学术文献库

The detection of gravitational waves (GWs) from the binary neutron star (BNS) has opened a new window on the gravitational wave astronomy. With current sensitivities, detectable signals coming from compact objects like neutron stars turn out to be a crucial ingredient for probing their structure, composition, and evolution. Moreover, the astronomical observations on the pulsars and their mass-radius relations put important constraints on the dense matter equation of state (EoS). In this paper, we consider a homogeneous and unpaired charge-neutral $3$-flavor interacting quark matter with $\mathcal{O}(m_s^4)$ corrections that account for the moderately heavy strange quark instead of the naive MIT bag model.

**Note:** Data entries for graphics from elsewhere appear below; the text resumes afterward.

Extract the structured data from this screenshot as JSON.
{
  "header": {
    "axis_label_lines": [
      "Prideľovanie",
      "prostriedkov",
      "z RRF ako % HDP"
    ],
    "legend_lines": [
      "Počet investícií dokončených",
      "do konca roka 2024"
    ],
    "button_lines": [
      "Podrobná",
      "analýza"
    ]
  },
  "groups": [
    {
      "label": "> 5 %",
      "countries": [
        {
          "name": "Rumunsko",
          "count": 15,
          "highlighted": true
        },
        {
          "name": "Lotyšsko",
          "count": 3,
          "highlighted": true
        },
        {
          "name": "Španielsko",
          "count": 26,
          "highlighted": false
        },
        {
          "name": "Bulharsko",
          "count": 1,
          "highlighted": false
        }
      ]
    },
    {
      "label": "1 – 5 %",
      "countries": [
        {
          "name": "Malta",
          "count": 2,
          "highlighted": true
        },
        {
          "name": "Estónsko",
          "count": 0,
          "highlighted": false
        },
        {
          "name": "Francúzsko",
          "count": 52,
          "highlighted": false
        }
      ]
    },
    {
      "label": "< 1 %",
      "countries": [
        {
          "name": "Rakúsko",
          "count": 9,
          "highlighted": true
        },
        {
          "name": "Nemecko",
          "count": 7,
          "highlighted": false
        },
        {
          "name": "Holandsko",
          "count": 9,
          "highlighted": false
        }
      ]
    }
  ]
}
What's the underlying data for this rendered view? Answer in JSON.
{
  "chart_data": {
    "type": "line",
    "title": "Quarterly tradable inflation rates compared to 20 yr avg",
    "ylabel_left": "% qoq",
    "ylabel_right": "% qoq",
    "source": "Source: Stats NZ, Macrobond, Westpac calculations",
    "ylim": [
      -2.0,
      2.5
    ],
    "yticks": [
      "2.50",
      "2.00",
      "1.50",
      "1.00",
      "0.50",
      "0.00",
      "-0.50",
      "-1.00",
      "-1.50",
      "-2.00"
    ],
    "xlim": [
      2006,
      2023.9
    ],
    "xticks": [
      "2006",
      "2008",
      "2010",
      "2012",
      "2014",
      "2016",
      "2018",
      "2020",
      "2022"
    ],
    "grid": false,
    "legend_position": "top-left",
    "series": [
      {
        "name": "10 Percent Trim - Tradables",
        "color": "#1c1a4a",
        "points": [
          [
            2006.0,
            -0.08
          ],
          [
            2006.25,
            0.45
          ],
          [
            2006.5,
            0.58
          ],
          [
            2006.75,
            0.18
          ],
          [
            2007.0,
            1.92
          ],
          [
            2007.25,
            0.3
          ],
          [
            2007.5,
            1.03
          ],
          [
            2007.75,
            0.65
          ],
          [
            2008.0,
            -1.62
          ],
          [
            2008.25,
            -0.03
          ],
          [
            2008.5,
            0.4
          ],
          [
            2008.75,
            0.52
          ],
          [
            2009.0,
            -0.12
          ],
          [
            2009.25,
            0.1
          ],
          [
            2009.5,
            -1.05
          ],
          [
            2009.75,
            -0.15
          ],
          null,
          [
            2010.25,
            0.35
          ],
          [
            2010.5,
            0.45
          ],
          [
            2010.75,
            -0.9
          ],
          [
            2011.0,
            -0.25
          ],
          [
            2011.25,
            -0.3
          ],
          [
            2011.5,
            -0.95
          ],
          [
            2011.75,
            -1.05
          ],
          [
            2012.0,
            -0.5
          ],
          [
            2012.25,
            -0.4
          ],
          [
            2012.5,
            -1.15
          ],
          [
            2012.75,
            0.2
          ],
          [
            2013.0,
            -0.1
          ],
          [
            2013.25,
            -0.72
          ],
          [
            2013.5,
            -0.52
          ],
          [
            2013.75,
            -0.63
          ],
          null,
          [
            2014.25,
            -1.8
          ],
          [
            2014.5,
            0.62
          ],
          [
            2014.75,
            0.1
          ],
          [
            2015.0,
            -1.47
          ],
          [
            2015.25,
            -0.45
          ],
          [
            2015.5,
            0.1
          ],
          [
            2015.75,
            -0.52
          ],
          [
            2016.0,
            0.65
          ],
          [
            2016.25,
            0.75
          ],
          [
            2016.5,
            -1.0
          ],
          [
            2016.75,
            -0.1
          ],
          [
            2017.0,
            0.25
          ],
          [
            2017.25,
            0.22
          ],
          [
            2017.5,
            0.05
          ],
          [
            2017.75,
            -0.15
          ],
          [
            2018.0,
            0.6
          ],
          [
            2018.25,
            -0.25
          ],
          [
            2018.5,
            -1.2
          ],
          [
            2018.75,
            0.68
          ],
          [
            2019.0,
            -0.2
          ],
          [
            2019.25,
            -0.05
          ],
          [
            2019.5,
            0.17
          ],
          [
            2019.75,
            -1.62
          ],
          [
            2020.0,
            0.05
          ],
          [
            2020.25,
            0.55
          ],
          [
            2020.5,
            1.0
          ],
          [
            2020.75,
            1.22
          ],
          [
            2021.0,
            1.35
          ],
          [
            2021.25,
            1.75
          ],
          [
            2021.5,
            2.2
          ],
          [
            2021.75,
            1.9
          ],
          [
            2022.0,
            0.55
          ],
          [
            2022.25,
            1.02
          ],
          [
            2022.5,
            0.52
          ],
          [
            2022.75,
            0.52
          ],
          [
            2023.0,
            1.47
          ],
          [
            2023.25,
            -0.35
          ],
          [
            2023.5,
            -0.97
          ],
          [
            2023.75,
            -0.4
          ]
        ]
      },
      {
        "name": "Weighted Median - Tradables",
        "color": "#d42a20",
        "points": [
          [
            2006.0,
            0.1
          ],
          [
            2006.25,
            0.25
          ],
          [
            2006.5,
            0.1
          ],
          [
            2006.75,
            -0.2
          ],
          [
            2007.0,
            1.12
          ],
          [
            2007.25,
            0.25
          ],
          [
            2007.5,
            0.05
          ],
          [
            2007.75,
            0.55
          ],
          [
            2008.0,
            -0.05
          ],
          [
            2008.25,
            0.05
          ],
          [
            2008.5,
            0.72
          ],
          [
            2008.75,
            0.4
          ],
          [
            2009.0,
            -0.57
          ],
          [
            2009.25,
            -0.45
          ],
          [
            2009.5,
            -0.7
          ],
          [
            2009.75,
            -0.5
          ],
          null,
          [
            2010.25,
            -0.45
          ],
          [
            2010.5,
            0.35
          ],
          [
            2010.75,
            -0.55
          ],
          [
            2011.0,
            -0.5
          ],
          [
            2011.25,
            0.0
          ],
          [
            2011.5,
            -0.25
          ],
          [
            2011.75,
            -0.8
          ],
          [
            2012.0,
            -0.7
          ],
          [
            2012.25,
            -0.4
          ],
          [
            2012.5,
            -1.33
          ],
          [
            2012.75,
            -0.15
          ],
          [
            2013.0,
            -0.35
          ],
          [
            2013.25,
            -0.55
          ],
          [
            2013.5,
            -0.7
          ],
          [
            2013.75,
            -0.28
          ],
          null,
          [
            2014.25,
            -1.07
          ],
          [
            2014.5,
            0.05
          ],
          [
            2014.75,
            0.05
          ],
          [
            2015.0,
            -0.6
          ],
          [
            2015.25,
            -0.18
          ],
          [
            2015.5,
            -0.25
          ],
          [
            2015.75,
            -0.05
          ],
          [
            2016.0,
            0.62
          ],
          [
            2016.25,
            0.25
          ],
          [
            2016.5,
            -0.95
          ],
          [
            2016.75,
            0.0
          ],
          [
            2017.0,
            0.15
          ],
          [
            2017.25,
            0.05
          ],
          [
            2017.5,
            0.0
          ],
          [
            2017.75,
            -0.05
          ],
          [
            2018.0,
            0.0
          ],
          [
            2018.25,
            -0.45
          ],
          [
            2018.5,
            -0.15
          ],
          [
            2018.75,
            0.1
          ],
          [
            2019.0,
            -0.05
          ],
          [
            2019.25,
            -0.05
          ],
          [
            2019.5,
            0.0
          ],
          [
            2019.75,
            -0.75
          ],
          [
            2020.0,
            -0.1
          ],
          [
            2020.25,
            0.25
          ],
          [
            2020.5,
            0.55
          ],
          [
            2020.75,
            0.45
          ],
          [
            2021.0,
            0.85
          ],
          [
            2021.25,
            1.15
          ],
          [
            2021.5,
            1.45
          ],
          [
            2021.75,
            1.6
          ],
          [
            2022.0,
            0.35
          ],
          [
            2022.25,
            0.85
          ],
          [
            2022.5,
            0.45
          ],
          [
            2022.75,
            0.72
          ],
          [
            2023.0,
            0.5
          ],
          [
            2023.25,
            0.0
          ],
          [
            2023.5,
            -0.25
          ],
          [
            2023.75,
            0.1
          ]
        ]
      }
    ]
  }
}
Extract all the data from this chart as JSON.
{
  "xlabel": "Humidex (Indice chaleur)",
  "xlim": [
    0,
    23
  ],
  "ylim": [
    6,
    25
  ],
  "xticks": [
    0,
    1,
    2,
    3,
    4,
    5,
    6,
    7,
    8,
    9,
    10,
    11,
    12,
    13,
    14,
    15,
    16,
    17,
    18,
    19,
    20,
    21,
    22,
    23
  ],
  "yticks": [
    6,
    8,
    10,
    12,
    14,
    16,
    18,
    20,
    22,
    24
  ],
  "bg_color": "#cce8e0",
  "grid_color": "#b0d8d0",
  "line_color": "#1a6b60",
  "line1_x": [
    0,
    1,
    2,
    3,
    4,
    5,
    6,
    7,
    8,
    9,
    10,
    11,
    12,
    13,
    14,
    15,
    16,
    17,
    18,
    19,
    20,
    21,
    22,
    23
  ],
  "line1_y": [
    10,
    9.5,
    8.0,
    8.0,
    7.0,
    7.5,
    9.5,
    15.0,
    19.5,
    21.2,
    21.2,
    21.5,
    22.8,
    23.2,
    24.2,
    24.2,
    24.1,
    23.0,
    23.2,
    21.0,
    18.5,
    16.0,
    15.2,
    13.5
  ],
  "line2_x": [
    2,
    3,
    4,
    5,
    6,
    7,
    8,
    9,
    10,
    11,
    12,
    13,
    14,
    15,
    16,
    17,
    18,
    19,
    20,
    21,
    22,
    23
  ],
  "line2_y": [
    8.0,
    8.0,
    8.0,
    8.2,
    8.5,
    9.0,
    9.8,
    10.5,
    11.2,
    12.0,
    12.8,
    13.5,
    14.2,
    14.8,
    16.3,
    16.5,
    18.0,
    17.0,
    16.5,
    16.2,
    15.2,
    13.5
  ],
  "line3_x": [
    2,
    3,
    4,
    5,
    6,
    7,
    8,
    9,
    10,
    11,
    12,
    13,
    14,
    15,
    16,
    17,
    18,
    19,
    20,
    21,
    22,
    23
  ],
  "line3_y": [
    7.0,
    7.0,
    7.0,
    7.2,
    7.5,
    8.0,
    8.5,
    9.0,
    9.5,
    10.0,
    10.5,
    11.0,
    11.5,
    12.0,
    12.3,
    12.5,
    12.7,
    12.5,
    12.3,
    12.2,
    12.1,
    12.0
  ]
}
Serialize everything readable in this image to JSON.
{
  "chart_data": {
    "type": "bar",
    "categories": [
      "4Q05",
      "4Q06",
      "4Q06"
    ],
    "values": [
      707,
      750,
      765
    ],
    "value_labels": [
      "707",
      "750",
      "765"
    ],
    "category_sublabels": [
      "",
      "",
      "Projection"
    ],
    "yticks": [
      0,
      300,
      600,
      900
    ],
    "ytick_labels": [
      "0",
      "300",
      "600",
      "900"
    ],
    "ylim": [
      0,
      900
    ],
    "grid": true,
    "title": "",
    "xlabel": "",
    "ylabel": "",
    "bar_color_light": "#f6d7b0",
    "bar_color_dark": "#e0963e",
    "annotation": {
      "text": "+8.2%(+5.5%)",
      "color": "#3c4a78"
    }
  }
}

In this article, we perform a detailed analysis of strange quark star in the context of recently proposed $4D$ Einstein-Gauss-Bonnet (EGB) theory of gravity. However, this theory does not have standard four-dimensional field equations. Thus, we thoroughly show that the equivalence of the actions in the regularized $4D$ EGB theory and in the original one is satisfied for a spherically symmetric spacetime. We pay particular attention to the possible existence of massive neutron stars of mass compatible with $M \sim 2 M_{\odot}$. Our findings suggest that the fourth-order corrections parameter ($a_4$) of the QCD perturbation and coupling constant $α$ of the GB term play an important role in the mass-radius relation as well as the stability of the quark star. Finally, we compare the results with the well-measured limits of the pulsars and their mass and radius extracted from the spectra of several X-ray compact sources.